A new tool to help you recover from addiction Pain Pill: Are you addicted? Are you addicted to drugs pain? You definitely have to business. The cycle of use, dependence, and use is played again and again, in every community across the country. Note that I describe the cycle as "the use, dependence, use'-a description which is correct, because in most cases, the cycle of addiction begins when you use the drugs correctly administered by a person whom you Trust your doctor.
Analgesics are often called 'narcotics' - a term derived from the Greek word narcosis, or "sleep'-because of their sedative effect.
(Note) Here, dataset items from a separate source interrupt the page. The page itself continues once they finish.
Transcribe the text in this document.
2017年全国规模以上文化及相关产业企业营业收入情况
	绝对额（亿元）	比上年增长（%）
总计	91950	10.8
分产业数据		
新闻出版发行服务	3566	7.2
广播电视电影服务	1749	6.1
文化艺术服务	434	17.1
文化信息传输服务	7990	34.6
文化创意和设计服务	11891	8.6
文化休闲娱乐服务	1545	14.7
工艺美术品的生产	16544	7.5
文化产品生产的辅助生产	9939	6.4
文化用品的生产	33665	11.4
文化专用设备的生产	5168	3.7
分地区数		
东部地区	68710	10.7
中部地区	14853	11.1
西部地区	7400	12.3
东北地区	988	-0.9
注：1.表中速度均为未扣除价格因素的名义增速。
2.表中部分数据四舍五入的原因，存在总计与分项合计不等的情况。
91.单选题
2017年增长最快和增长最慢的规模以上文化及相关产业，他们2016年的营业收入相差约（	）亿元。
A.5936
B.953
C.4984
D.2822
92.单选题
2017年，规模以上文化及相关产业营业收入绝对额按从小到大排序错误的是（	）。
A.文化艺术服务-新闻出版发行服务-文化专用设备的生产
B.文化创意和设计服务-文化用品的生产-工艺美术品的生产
Doctors use the word "amazing" to describe different things in different situations. For example, referring to controlled substances, "drugs" can be used to designate drugs regulated by the Drug Enforcement Administration. An anesthesiologist uses "amazing" to refer to the part of the anesthesia which is composed of drugs that bind to brain opiate receptors. "Opiates" is a word used by doctors in reference to analgesics. The word comes from "opium", a derivative of opium poppy and used to make heroin and morphine. The "reference to opiates" is also used for synthetic analgesics unconnected with poppies or opium to their anti-pain.
Most people have heard of "endorphins. Endorphins are produced in the human body, and when released, block pain. Endorphins are often referred to as 'endogenous opiates' because of their role in pain sensation, even if they have no connection with the cultivation of opium poppy and are structurally very different. These natural painkillers have other functions in the body, the roles do not apply to this debate. Endorphins are a group of dozens of 'neurotransmitters, substances involved in communication between nerve cells. Act endorphins and other neurotransmitters' receptors' The receiver is a lock on a nerve cell, neurotransmitter and is the key that corresponds to the lock. Amazingly, poppies produce a substance that is different from the natural key, but acts like endorphins by adjusting the hole exactly the same lock. This substance, a molecule from the sap of a red flower-has given mankind the ability to alleviate the suffering of many people, and caused the deaths of millions.
Over the years, scientists have developed synthetic opiates "with powers far beyond anything produced by nature. Anesthesiologists use "sufentanil" reduce responses to pain during surgery. Sufentanil is extremely high, amounting to the size of a grain of salt, for example one tenth of a milligram, placed on the tongue cause respiratory arrest in a man of great space of a few seconds. The most common opiates are taken by patients in the form of codeine, hydrocodone (Vicodin), oxycodone (OxyContin), or hydromorphone (Dilaudid). Prescriptions for these substances are distributed to millions of people every day in response to complaints of pain.
Opiates relieve pain, and work in different regions of the brain's mood, relieve tension, gives a subjective sensation of heat, and cause sedation. They can cause nausea and vomiting, particularly in patients who are naive to them. Finally, they change the brain's response to low oxygen and high carbon dioxide in the blood, and slow breathing. The most common cause of overdose fatal respiratory arrest, when the brain ceases to send pulses to the membrane, and the patient suffocates. This response is the most common fatal during sleep, or when opioids are taken in combination with other sedating drugs.
Opiates are addictive. There is no way to take them without the body to adapt and become dependent on them. "Tolerance" of drugs against pain begins after the fi.